La STORY

THRILLED

I woke up that Sunday morning craving for my parents like chocolate. I stayed with my aunt and her boyfriend while my parents resided in California.
After washing my aunt’s many dirty clothes for about an hour, I picked up her black Infinix phone from the living room’s center table and dialed my mum’s number. I pulled a chair in the dining room closer and sat down. She picked my call at the first ring and said, “Hello Feyikemi, bawo ni (how’re you)?”

I told her I was the one phoning her and not my aunt. I answered her question on how Nigeria was faring. I was so thrilled to hear her voice, it was like listening to a new song by my favorite music artiste, Travis Greene, until she said, “You know, I can’t even recognize your voice over the phone. I doubt your dad and I would be able to recognize you when we come to Nigeria. That’s if we would ever come back.”

She broke my heart the more when she added, “How old are you now? I don’t know your age.”
Then it struck me. My mother didn’t know my age.
“Can I call you back please?” She said hurriedly and ended the call without waiting for my consent.

Not long after, she put a call through to me and spoke immediately. “I heard you won the Bible quiz in church last week. Your aunty told me you won a Mathematics competition two months ago. We are so proud of you.”
I sighed and mumbled a ‘thank you.’ I won that Bible quiz two years ago not last week and I had won the Mathematics competition last year not two months ago.

She continued. “I was told you were made a prefect. But how come? I haven’t seen your last examination results.”
I told her that I had sent photocopies of my results to her and dad. I sent it three months ago.
She was quiet for a moment and then apologized as the photocopies had been lying on the dining table without being read. She and dad thought it was one of the many letters of me missing them.

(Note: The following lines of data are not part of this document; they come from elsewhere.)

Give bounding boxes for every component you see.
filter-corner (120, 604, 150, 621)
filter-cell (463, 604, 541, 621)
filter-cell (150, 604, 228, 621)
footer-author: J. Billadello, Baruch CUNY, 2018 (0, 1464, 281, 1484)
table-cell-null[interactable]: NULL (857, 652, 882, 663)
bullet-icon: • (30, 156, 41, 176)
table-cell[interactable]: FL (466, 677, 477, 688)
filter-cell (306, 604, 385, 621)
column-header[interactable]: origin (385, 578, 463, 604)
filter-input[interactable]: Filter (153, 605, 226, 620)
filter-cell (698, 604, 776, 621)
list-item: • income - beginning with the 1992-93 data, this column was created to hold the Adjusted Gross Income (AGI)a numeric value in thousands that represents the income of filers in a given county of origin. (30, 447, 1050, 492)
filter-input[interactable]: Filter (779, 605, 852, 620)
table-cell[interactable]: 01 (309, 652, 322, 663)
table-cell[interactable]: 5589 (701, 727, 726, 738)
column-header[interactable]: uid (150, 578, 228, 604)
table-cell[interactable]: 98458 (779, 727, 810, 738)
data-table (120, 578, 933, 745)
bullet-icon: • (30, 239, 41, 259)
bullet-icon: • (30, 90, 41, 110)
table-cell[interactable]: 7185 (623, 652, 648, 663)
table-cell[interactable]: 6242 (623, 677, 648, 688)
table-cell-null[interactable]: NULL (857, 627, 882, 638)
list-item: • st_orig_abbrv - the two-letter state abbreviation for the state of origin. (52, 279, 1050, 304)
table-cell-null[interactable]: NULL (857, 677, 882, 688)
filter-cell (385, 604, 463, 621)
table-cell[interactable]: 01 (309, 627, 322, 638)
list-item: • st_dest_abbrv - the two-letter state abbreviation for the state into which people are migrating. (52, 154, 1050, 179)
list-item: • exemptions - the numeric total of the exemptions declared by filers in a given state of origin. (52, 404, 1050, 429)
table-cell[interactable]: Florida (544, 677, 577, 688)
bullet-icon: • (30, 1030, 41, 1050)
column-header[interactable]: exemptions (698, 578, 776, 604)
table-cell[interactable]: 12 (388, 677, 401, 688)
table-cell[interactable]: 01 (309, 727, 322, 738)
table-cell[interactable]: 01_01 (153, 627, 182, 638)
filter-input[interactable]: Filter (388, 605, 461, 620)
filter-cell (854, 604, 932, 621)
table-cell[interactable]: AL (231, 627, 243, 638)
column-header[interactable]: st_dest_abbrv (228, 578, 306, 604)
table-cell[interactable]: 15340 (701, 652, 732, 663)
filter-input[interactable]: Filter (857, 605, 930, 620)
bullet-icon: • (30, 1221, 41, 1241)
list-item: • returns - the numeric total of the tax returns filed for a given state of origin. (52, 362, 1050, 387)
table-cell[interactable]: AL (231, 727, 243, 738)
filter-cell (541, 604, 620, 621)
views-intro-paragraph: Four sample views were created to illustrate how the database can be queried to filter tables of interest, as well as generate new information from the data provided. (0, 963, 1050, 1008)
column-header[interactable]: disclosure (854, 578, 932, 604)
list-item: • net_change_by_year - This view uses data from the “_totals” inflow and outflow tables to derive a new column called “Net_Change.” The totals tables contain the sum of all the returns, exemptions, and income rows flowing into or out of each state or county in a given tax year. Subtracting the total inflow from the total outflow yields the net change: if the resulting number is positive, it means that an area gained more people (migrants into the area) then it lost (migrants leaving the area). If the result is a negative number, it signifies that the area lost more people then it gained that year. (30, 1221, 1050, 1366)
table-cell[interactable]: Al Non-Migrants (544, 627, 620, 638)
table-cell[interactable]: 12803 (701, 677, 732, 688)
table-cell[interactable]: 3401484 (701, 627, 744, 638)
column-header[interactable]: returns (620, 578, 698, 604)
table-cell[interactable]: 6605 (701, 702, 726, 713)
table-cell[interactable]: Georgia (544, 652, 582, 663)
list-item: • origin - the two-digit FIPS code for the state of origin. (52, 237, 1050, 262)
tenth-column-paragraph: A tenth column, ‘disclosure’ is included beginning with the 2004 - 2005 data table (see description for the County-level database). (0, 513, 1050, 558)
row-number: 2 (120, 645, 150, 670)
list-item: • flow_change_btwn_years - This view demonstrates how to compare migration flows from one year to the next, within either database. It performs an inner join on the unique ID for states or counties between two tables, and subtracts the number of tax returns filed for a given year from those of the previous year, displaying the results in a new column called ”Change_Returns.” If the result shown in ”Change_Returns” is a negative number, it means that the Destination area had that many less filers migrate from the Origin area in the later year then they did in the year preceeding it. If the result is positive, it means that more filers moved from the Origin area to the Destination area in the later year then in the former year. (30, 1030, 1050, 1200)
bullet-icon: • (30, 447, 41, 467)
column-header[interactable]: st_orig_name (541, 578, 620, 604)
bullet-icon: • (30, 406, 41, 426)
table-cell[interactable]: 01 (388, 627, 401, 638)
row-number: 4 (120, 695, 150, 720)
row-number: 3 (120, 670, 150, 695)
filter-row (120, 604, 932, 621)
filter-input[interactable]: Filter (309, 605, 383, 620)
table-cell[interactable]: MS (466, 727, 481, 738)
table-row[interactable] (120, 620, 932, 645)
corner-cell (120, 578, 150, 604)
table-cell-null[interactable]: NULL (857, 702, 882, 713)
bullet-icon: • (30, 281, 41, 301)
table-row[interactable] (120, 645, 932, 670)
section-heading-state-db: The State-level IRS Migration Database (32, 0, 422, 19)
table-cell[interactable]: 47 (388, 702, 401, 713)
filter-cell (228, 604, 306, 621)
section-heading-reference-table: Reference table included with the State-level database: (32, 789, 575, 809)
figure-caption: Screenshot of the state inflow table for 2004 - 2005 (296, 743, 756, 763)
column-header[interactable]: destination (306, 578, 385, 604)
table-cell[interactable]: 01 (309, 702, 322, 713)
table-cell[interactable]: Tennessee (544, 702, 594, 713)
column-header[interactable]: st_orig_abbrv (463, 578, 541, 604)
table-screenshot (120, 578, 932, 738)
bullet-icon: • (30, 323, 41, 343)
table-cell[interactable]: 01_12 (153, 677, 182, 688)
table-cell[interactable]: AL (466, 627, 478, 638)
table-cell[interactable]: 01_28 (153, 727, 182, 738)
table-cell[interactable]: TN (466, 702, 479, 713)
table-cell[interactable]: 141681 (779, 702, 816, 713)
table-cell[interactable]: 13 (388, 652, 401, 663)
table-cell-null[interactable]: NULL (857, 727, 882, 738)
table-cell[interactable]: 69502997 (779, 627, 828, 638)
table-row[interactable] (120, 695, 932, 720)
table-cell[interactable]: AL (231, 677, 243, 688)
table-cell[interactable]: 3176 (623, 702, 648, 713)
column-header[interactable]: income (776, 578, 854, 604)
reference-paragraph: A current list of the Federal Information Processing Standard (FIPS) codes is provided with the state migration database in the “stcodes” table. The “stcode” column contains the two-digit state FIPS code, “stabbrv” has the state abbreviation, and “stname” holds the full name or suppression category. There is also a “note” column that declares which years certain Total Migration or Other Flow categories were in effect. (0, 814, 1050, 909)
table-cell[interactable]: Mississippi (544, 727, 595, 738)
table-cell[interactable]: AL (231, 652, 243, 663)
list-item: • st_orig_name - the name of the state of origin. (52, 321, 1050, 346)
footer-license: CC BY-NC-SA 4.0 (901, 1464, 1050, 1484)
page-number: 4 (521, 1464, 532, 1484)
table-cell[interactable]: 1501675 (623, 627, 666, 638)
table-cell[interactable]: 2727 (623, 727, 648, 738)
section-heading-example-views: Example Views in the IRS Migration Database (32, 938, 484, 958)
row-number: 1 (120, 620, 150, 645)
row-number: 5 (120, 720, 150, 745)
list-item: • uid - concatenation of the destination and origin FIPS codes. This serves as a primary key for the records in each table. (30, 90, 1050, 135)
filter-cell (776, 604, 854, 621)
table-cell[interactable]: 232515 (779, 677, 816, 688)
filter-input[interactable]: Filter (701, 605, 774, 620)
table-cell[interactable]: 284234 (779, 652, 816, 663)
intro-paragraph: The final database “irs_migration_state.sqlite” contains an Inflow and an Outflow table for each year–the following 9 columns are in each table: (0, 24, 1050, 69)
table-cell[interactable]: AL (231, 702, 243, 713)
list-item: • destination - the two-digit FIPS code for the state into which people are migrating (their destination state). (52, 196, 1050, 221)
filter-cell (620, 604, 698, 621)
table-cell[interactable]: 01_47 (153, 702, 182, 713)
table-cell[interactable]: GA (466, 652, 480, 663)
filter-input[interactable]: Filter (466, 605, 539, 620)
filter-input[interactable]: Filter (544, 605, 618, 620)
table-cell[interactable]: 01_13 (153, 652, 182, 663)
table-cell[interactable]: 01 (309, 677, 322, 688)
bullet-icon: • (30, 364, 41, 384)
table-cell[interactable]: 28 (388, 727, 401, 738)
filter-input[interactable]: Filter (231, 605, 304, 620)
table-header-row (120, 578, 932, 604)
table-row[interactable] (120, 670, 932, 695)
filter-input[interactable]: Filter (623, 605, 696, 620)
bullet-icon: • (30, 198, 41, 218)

I was shocked and hurt by this but asked to speak with dad all the same. Dad replied my greetings curtly. He was always as cold as the weather. I told him I had started menstruating, a stupid thing for me to have said. He told me he would send some money to my aunt’s boyfriend so he could buy me sanitary towels. A silly thing for him to have also said.

I regretted calling them at that moment. I was about to mention a major issue disturbing me which was the most important thing I wanted to discuss with them when mum told me she and dad were to have brunch with some friends and so they had to go.

I was so down in my spirit. If only my parents knew that Aunty Kemi was an irredeemable drunkard. If only they knew that I hadn’t been made a prefect because I had many holes in my school uniform and shoes. If only they knew that I hadn’t gone to church for the past six weeks.

Aunty Kemi’s boyfriend might rape me again today. He did that every Sunday. It was irrefutable.
I felt so thrilled to call them today but now, all I feel is cold hatred for the parents who conceived me.
I closed my eyes and prepared for the worst tonight… RAPE.